In coda, però, i verdetti sono per due/terzi scritti: il Gherdeina è matematicamente retrocesso, mentre il Brixen, pur non ancora aritmeticamente, è di fatto condannato da una striscia negativa che non lascia spazio a dubbi: per cavarsela dovrebbe vincerle tutte e le due che la precedono perderle tutte.... Fuori anche i brissinesi di Marzari resta da assegnare solamente il terzultimo posto, con appunto Valle Aurina (30 punti), Lavis (28) e San Paolo (27) racchiuse in appena tre lunghezze. Inutile dire che lo strappo delle settimane più recenti (11 punti in sei partite) colloca in quasi comfort-zone gli aurini e lascia il cerino in mano alle altre due che dovranno pure fare i conti con un calendario da paura.
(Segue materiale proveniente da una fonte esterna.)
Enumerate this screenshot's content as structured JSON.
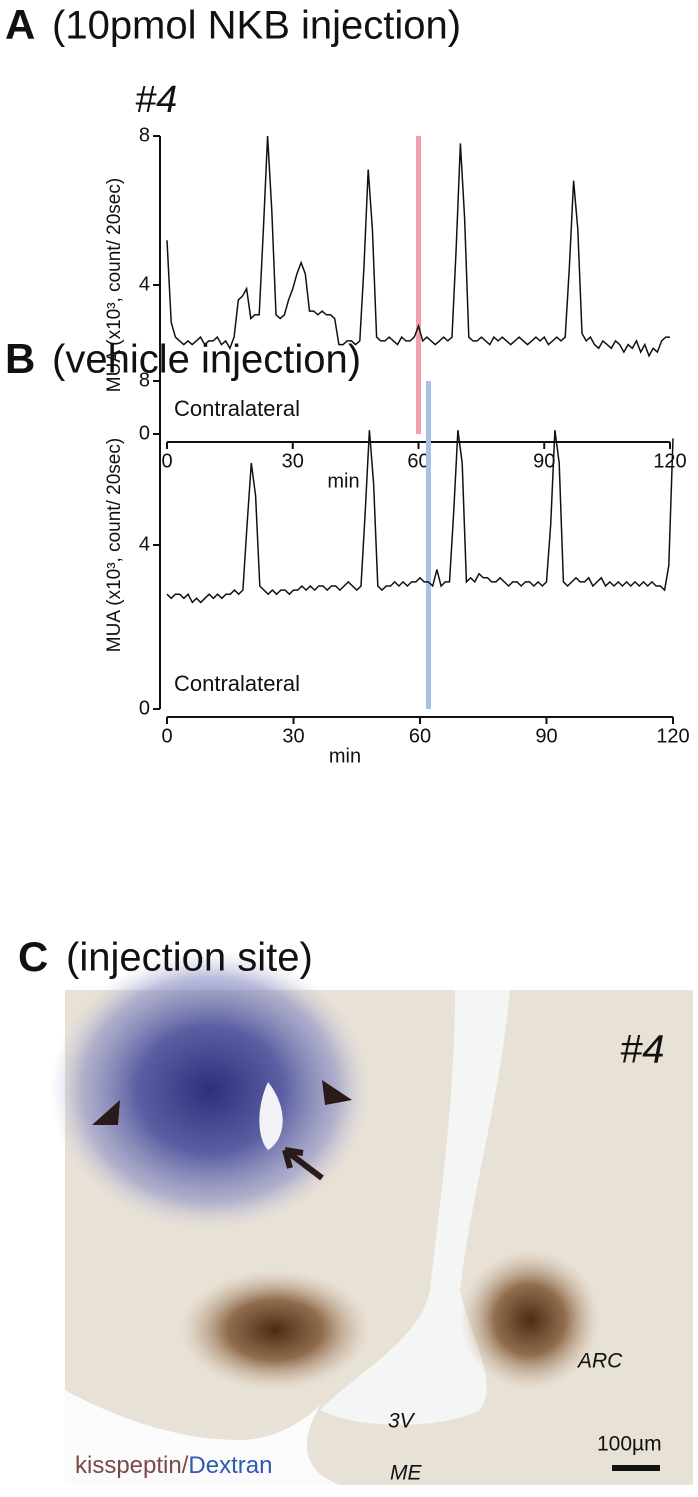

Guardando proprio a quest'ultimo e tornando alla sfida per il titolo si scopre che Virtus e Levico sono attesa da un cammino assolutamente simile: entrambe affronteranno San Paolo, Lavis e San Giorgio. A fare la differenza potrebbero essere gli altri due incroci: il big match con il Rovereto già domenica prossima per la Virtus Bolzano, e l’ultima giornata contro la Benacense per il Levico. All’andata la Virtus raccolse 9 punti in questo mini-ciclo, il Levico 8: dettagli minimi che raccontano quanto questo duello sia equilibrato.

Quattro partite ancora da giocare, un solo punto di distanza e due squadre in grande spolvero: il campionato si prepara a un finale al cardiopalma, dove ogni episodio potrà rivelarsi decisivo.